From Malthus to the Club of Rome, many have already prophesied its end through the exhaustion of resources. However, the opposite has happened. As early as 1970, the end of oil was announced... The consumption of hydrocarbons has doubled since then, contributing to climate change.
Acid rain, the ozone layer, soil pollution, and global warming are crises of abundance, produced by overconsumption and not scarcity. Our development model is unsustainable.
The alternative is simple: either we renounce abundance or we invent a model of sustainable abundance.
Renunciation is fashionable in France and elsewhere in Europe, carried by voices sensitive to degrowth and heard even in the highest spheres of the chancelleries of the European Union countries. It supposes to embark eight billion human beings on a path contrary to their aspirations. No region of the world, even among the poorest, is today on a sustainable path.
The other way? Sustainable abundance, accessible to all and compatible with planetary limits.

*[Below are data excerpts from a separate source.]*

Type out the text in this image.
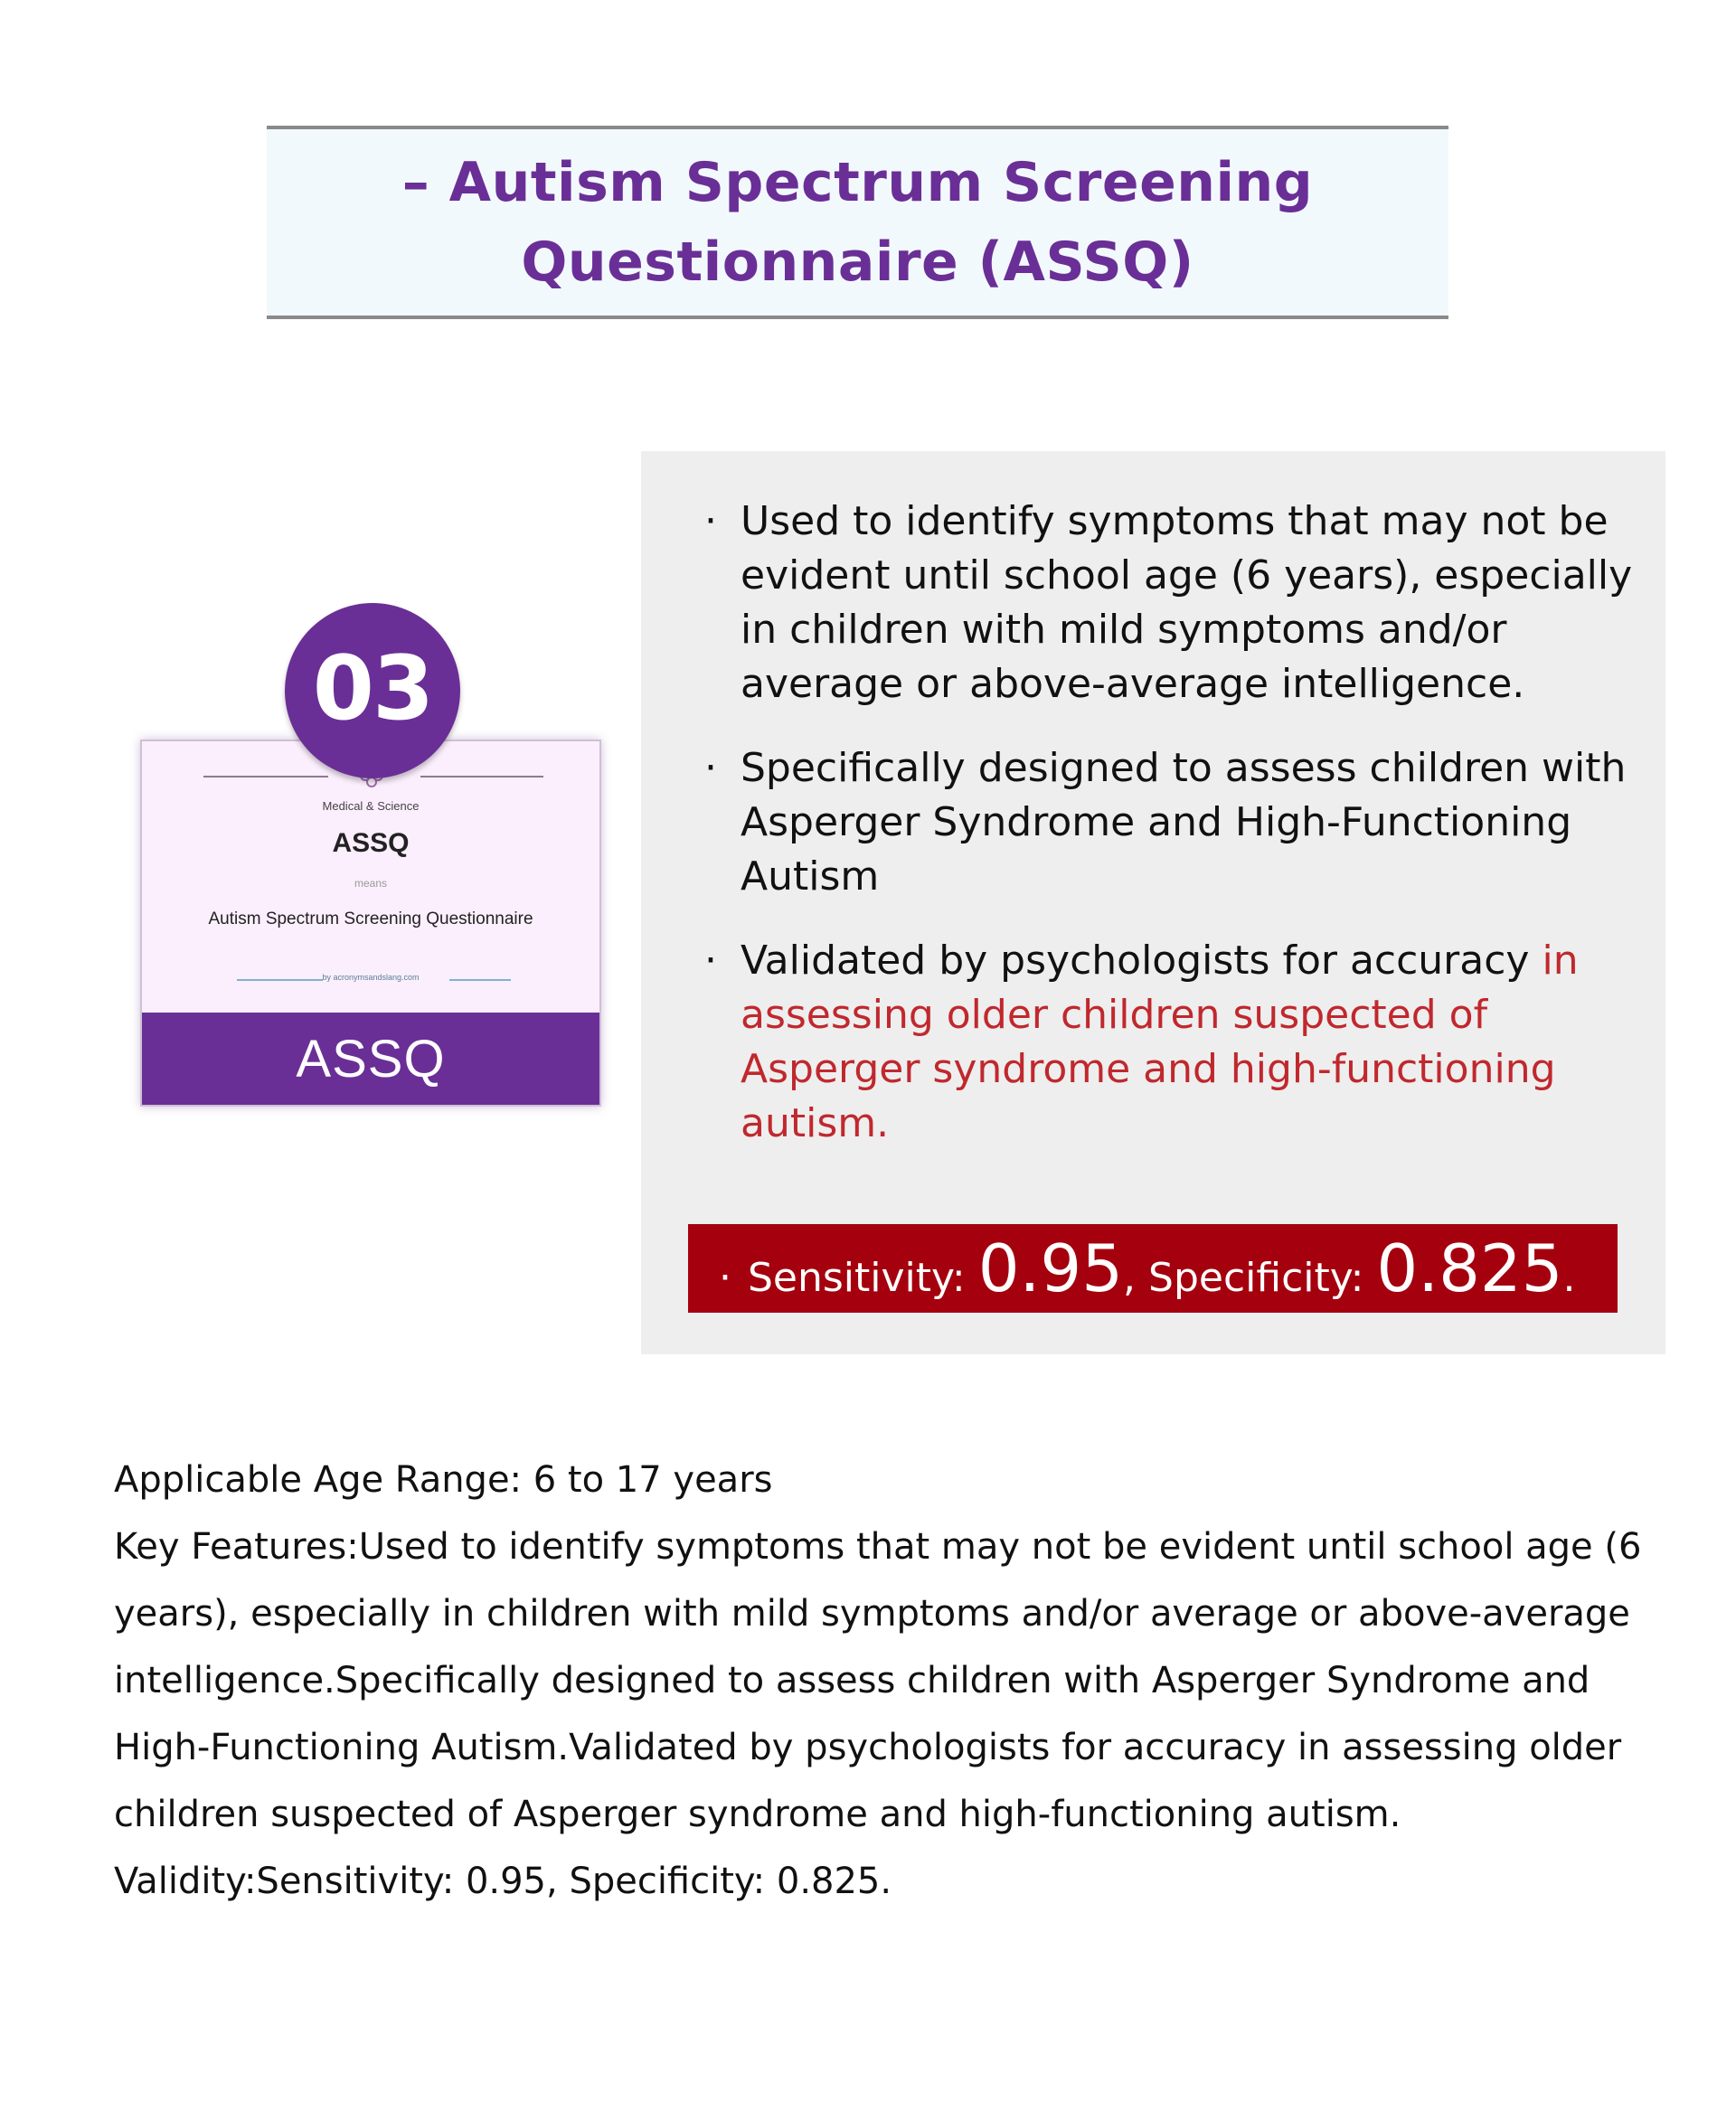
– Autism Spectrum Screening Questionnaire (ASSQ)
Medical & Science
ASSQ
means
Autism Spectrum Screening Questionnaire
by acronymsandslang.com
ASSQ
03
· Used to identify symptoms that may not be evident until school age (6 years), especially in children with mild symptoms and/or average or above-average intelligence.
· Specifically designed to assess children with Asperger Syndrome and High-Functioning Autism
· Validated by psychologists for accuracy in assessing older children suspected of Asperger syndrome and high-functioning autism.
· Sensitivity: 0.95 , Specificity: 0.825 .

Applicable Age Range: 6 to 17 years

Key Features:Used to identify symptoms that may not be evident until school age (6 years), especially in children with mild symptoms and/or average or above-average intelligence.Specifically designed to assess children with Asperger Syndrome and High-Functioning Autism.Validated by psychologists for accuracy in assessing older children suspected of Asperger syndrome and high-functioning autism.

Validity:Sensitivity: 0.95, Specificity: 0.825.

This project of sustainable abundance is that of the United Nations, superbly summarized in the 17 Sustainable Development Goals. It is also that of the IPCC. In the 2,913 pages of its latest report, it lists 43 concrete action levers, supported by proven technological progress. If it encourages healthy sobriety in the uses, it underlines that this transition can be done at a cost limited to a few points of GDP by 2050, so it is perfectly compatible with the pursuit of economic growth that benefits everyone.
Like the UN, it is in line with increased access to abundance, not its end. The role of states is essential:
Develop clean energy, decarbonized transportation, and water infrastructure.
Simplify environmental policy around a uniform, clear and ambitious carbon tax, redistributed so as not to weigh on purchasing power or competitiveness.
Encourage in a similar way recycling and the circular economy to reduce the exploitation of virgin resources.
Encourage sobriety without guilt or demagogy.
In short, set a favorable regulatory and fiscal framework, encourage more than constrain, and facilitate without regulation. Proclaiming the end of abundance is a strange project for people preoccupied with their purchasing power. As harsh as the winter is shaping up to be in Europe, the exceptional crisis we are going through will not reverse the road to abundance that started two centuries ago. The prices of raw materials are already falling. Energy prices will follow, sooner or later!
In the meantime, let's accelerate our decarbonization and our energy independence. We are only at the beginning of sustainable abundance.